Kahn has said that embryos which are kept frozen after in vitro fertilization procedures and will be destroyed anyway should be used for scientific advances, because whether or not the embryo has the potential to be human, at that point its only fate is to be used for research or destruction and its only chance to contribute to a "human project" is to help with scientific research. This view (Kahn referred to himself as a humanist) has been viewed by some religious theorists as disrespectful of the embryos.

===Infertility treatments===
In 1995, Kahn was a notable opponent of intracytoplasmic sperm injection, which he saw as an experimental treatment not to be used by those with infertility, which was not serious enough to justify the risks he perceived the procedure as having.

Kahn has also spoken out against family members carrying children for other family members who are infertile. In speaking out against the case of a 62-year-old Frenchwoman who gave birth after being implanted in the United States with the sperm of her brother, Kahn protested what he called "social incest" and continued, "The most important thing is that doctors were involved in this process, and they did it because they were paid handsomely."

===Cloning===
Kahn has said: "But, from the ethical point of view, I'm totally opposed -for some reasons- to the legitimisation of the cloning-based reproduction of human beings. This authorisation would entitle some individuals to create human beings in their own image… This kind of subjection -even though it is only corporal- is intolerable. What could give somebody the right to choose the sex, the eyes' or hair's colour, the chin's shape or any other characteristic of a human being? As a consequence, I see no reason for legitimating reproductive cloning. As regards therapeutic cloning, a problem can be pointed out: before making a supposedly therapeutic cloning, a human-cloning technique must be found."

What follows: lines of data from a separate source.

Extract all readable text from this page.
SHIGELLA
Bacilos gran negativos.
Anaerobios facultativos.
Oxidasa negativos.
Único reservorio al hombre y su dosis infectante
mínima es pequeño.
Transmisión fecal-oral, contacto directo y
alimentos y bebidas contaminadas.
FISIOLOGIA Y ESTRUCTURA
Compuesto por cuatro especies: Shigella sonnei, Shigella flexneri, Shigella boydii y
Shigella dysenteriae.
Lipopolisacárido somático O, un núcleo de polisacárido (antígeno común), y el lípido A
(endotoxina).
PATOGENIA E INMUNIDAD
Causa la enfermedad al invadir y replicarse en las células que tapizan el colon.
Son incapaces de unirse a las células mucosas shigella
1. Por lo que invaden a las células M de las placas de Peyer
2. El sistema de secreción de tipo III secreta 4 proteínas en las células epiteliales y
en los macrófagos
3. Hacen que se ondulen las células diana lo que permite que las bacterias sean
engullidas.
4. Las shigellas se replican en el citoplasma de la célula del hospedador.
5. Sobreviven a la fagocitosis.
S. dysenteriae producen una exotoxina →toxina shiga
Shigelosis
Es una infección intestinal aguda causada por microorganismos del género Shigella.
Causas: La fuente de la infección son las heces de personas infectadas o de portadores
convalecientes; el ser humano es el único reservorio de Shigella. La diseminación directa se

He has also said that therapeutic cloning simply will not work.

==Political positions==
Kahn has said that there can be no lasting state of Israel in its current location - "Demography, law and the uneasy conscience of the West preclude it." He called for the boycott of Israeli products.

==Books authored==
- Transgenic Plants in Agriculture
- Copies conformes – Le clonage en question (1998)
- Et l'homme dans tout ça ? (And man in all of this?), by Axel Kahn (with Fabrice Papillon, 2000), pub. Nil, Paris, 2001
- Raisonnable et humain? (2004)
- Le Secret de la salamandre (with Fabrice Papillon, 2005)
- L'avenir n'est pas écrit ("Future is Not Yet Written")
- L'Homme, le Bien, le Mal. Une morale sans transcendance, by Axel Kahn and Christian Godin, Stock edition, Paris, 2008, ISBN 2-234-05975-5.

==Awards and honors==
- Lauréat of the Académie Nationale de Médecine
- Medal of Francophony of the Académie Française
- CNRS Silver Medal
- Doctorat Honoris Causa from the Université Catholique de Louvain, the University of Liège, the Université de Montréal, the Université Laval and the Université de Sherbrooke.

==Death==
Kahn died of bone cancer on 6 July 2021 in Paris at the age of 76.